Go through the junk, she thought, writing quickly. Sort the wheat from the chaff. Clean it up. Bring the stairwell and the stairs up to code. Enlarge window openings. Outdoor entrance-and that meant outdoor stairs, with maybe an atrium-style door. Insulate, sand and seal the rafters and leave them exposed. Wiring, heat and AC. Plumbing, too, because there was plenty of room for a half bath. Maybe skylights.

Oh boy, oh boy. She’d just added a ton to her budget.

But wouldn’t it be fun?

Sitting cross-legged on the dusty floor, she spent a happy hour drawing out various options and ideas.

How much of the stuff up here had been her great-grandfather’s? Had he, or his daughter or son, actually used the old white bowl and pitcher for washing up? Or sat and rocked a fretful baby in the spindly rocker?

Who read the books, listened to the music, hauled up the boxes in which she discovered a rat’s nest of Christmas lights with fat, old-fashioned colored bulbs?

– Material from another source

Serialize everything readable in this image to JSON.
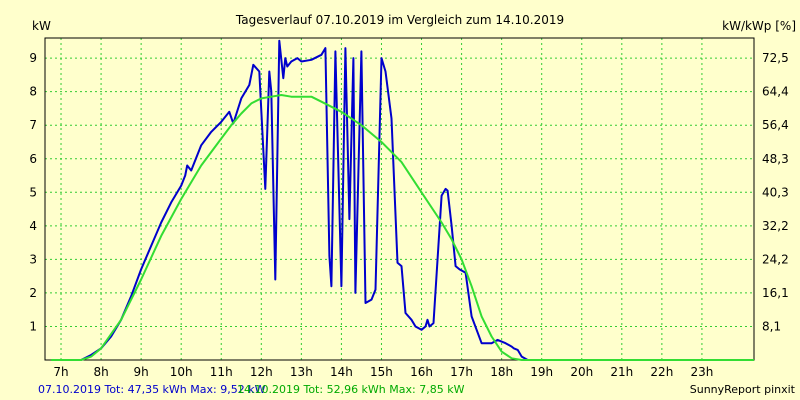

Toss, donate or keep, she mused. She’d have to start piles. More boxes revealed more Christmas decorations, scraps of material she imagined someone had kept with the idea of sewing something out of them. She found three old toasters with cords frayed and possibly gnawed on by mice, broken porcelain lamps, chipped teacups. People saved the weirdest things.

She bumped up the mice quotient on discovering four traps, mercifully uninhabited. Curious, and since she was already filthy, she squatted down to pull out some of the books. Some might be salvageable.

Who read Zane Grey? she wondered. Who enjoyed Frank Yerby and Mary Stewart? She piled them up, dug out more. Steinbeck and Edgar Rice Burroughs, Dashiell Hammett and Laura Ingalls Wilder.

She started to pull out a copy of The Great Gatsby, and her fingers depressed the sides. Fearing the pages inside had simply deteriorated, she opened it carefully. Inside, in a depression framed by the raw edges of cut pages, sat a stack of letters tied with a faded red ribbon.